I spent a potion of the day trying to think through and resolve a problem that hasn’t been resolved with our restroom partitions as written about in a previous entry.
As a recap, the sub contractor – stone and tile supplier – didn’t bid out stone partitions per our drawings. When they submitted their shop drawings we caught that the heights of the partitions were 5″ too short. We directed them to refab (re-fabricate/manufacture) the stone slabs at the right height but in an effort to be a team player, we said we would look at a mock up of adding 5″ of stone epoxied to the bottom of the panels. This meant that we had to do something to cover the seam between the slabs.
They didn’t want to do the stainless steel shoe and kept ignoring the request to look at that option. They wanted to just leave it alone and try to hide the seam. However, the Owner rejected this mock up.
The next suggestion that came from the sub (sub contractor) was to add a stone base around it.

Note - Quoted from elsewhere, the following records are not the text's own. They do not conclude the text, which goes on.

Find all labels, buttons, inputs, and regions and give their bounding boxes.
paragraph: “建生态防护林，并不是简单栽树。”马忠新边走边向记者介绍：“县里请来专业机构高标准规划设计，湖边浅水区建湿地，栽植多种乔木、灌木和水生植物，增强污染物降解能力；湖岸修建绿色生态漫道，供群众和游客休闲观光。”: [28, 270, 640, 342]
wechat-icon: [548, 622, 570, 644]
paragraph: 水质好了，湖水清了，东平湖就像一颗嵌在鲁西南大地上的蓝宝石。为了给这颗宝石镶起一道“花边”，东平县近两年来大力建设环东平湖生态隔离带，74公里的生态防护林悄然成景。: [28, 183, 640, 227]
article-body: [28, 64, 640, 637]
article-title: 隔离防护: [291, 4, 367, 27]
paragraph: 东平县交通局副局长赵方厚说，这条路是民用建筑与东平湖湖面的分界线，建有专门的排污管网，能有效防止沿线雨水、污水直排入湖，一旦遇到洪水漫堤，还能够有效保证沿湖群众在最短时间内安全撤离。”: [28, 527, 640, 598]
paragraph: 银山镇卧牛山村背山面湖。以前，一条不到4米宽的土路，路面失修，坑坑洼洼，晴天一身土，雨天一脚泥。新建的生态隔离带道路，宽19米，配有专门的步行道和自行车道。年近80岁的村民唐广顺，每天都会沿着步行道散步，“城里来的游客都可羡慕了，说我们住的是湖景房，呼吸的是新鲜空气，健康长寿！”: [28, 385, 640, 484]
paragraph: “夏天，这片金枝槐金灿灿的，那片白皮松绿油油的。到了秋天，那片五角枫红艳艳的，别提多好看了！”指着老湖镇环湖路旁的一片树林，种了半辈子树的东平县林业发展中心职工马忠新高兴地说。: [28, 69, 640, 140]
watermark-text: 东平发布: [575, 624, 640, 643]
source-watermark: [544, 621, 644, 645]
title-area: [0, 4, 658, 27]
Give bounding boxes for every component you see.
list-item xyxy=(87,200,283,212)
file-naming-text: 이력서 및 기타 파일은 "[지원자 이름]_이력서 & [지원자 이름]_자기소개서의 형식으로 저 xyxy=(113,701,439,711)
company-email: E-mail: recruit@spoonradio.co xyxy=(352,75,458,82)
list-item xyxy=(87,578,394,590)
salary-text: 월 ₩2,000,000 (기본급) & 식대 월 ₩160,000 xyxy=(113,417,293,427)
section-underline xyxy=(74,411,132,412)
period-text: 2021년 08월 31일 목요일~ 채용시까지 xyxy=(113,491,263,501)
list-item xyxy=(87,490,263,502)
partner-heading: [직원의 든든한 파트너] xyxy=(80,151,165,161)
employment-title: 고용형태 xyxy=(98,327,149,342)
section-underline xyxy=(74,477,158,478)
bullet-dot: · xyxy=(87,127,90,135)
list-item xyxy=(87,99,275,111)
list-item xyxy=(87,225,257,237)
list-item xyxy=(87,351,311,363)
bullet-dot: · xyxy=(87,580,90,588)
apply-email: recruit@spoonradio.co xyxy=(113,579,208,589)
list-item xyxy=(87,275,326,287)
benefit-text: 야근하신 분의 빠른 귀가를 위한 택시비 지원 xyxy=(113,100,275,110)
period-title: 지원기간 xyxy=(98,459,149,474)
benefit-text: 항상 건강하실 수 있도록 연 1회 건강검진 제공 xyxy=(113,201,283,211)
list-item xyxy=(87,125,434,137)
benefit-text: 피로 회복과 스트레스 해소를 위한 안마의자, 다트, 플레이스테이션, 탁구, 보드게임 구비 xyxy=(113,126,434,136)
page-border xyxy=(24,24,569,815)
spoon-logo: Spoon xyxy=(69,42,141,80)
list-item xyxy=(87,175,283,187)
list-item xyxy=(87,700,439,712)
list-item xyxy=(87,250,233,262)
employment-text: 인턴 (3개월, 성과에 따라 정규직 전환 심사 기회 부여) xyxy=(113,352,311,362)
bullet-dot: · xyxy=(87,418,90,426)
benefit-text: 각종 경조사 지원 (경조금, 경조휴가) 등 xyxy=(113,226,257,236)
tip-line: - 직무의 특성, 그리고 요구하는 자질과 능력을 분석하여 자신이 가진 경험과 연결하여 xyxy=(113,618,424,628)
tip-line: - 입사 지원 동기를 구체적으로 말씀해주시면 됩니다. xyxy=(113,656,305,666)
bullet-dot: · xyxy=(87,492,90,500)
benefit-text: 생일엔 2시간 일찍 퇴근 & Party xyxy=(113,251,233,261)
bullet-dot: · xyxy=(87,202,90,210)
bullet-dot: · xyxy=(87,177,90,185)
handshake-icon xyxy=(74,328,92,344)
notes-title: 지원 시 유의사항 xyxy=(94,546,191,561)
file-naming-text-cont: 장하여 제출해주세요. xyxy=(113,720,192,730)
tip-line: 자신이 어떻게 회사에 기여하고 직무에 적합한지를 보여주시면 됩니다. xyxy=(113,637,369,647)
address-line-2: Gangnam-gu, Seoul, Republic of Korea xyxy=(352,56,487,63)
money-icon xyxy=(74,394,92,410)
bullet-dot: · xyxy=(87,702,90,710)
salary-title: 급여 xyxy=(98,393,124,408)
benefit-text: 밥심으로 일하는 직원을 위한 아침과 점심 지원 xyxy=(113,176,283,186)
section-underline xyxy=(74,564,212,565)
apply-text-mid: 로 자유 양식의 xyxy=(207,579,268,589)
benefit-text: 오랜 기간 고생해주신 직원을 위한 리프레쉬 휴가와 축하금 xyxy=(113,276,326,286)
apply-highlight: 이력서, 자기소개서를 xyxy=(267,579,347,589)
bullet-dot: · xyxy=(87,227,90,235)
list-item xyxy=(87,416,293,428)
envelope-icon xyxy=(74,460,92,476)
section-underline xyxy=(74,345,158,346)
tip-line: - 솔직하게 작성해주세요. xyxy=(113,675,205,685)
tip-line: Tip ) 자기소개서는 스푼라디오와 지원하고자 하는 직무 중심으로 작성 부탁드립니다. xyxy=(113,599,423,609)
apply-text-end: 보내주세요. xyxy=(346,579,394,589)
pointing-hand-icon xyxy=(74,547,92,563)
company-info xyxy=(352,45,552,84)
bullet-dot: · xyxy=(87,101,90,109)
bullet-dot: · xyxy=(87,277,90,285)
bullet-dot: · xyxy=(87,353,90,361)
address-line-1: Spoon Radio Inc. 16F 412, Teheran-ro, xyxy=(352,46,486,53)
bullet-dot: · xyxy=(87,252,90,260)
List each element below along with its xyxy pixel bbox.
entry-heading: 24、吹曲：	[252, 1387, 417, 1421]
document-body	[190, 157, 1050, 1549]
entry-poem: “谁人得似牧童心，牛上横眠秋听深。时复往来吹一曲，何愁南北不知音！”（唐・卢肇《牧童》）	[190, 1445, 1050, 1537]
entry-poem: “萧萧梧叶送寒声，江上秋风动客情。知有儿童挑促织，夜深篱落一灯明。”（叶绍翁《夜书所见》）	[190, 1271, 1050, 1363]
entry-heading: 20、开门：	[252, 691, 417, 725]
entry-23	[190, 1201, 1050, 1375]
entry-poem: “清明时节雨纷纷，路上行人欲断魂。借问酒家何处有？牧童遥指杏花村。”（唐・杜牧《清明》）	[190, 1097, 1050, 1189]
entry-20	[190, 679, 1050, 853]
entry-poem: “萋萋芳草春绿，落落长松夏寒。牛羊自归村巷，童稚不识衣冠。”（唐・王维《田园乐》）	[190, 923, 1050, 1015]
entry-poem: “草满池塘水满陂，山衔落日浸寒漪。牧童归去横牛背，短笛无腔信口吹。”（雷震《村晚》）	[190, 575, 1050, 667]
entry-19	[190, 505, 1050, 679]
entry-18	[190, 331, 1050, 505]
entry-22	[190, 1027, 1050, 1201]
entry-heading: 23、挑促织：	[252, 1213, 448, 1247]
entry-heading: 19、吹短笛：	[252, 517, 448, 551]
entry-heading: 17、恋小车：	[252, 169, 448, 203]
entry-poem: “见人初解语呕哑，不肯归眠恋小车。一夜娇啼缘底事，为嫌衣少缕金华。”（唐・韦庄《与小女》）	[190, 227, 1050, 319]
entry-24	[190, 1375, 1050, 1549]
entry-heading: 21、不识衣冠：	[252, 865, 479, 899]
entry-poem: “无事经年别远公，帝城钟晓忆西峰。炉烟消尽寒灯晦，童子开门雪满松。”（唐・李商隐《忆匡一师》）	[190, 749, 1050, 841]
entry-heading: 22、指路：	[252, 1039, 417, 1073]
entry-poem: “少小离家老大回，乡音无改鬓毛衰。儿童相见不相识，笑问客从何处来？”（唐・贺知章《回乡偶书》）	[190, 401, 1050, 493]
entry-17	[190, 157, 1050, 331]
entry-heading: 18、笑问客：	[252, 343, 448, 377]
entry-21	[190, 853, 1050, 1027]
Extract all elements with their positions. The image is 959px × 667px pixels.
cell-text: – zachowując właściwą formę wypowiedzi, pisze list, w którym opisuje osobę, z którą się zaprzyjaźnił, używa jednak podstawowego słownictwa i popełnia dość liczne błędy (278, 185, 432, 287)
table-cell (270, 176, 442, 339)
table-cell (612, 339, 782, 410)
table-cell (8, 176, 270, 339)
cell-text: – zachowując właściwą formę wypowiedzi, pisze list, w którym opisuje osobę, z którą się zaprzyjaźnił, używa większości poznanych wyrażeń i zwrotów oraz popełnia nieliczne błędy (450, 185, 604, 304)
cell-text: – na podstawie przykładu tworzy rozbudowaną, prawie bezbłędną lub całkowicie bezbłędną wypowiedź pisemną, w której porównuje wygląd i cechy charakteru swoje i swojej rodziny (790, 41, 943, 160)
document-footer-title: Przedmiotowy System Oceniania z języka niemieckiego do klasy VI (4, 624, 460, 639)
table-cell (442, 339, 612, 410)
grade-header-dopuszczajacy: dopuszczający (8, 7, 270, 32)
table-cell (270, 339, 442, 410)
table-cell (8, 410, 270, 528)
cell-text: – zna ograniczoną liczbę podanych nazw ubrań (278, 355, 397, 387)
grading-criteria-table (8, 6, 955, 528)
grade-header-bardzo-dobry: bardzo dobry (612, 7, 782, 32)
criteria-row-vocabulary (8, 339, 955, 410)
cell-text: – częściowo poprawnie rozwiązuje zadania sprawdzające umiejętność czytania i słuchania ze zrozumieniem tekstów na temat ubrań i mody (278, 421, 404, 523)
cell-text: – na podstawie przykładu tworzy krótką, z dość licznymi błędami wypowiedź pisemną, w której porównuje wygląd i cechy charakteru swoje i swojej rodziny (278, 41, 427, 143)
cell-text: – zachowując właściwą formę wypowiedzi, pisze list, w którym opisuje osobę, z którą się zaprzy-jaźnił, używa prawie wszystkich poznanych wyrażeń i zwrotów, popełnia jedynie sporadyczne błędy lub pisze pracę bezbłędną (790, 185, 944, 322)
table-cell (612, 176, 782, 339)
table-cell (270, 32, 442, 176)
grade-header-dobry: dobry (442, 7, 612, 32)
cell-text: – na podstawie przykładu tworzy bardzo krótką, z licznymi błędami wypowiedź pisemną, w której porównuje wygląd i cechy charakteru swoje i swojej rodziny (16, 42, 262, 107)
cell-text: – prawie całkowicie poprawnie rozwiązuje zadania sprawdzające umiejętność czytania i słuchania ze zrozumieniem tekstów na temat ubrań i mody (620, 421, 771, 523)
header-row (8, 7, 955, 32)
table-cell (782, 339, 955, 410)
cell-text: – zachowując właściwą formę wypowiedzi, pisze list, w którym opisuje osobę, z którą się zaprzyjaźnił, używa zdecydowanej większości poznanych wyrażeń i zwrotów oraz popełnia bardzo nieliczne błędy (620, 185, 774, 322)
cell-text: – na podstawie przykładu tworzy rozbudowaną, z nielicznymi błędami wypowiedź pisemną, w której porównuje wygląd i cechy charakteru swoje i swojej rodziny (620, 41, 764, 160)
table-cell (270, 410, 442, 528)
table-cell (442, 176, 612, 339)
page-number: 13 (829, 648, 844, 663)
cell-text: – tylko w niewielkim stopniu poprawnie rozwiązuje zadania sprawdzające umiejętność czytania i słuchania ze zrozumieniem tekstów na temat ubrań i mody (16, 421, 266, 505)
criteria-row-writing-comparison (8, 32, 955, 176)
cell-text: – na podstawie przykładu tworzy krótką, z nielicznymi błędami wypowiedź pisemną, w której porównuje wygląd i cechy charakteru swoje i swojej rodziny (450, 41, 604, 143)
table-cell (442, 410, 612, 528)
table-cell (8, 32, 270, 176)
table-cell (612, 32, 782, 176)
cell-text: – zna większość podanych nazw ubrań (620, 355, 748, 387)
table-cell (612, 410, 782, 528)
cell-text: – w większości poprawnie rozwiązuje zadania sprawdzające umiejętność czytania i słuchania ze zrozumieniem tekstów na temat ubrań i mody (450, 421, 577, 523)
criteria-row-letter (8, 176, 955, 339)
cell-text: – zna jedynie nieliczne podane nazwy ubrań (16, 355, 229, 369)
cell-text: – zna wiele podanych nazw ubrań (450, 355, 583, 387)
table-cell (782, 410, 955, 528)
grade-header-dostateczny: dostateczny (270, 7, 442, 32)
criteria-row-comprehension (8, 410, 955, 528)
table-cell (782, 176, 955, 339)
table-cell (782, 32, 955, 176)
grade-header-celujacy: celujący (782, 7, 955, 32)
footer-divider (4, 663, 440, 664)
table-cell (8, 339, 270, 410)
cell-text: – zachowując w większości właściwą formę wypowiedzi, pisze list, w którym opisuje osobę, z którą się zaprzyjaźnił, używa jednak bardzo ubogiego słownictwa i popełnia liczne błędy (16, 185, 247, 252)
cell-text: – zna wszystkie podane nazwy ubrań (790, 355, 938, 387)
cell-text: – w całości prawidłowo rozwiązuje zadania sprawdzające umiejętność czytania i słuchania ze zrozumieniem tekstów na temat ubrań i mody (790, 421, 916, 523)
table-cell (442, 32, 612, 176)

The Owner and I felt this was overly heavy design solution for the aesthetics of the restrooms and cut into all the limited door opening’s floor space.
We rehashed other ideas we had previously explored:
- The wood door into the partitions – that is coming from another trade – was going to be too tall. We can’t mount the door lower, because ADA code requires you to have to keep the toe clearances a certain height. We also can’t cut off the bottom of the door, because they are paneled, so the doors would have to be all remade.
- The panel height was 5′-10″. With them coming in now at 5′- 5″ tall they would not only be too short for the 10′- 0″ height ceilings, but they would now be at the average mans eye-site level.
- Though we looked at adding a 5″ tall wood cap on the stone partitions – embracing the seam and making it seem like we are emphasizing different materials, in the end most people would look at it and think, “why?”
After some thought and bouncing ideas off of another designer and both of us pondering about it through the morning, he suggested the most obvious answer that we kept missing.
Add a reveal joint – a shadow line to celebrate the seam and make it look like it was done on purpose. After sketching out all the possible options I could think of I opted to go with the raised, half round raised trim, that matched our general building design better. In fact this will improve the panels and add a layer of detail.
When all is said and done, no one will really catch that there was a problem here and know about all the time we put into trying to find a solution (besides you, who read this.) This will also save the contractor time and money in resolving the problem, which means the Owner doesn’t have to lose more time or money. All done without weakening the design aesthetics. Design at its finest!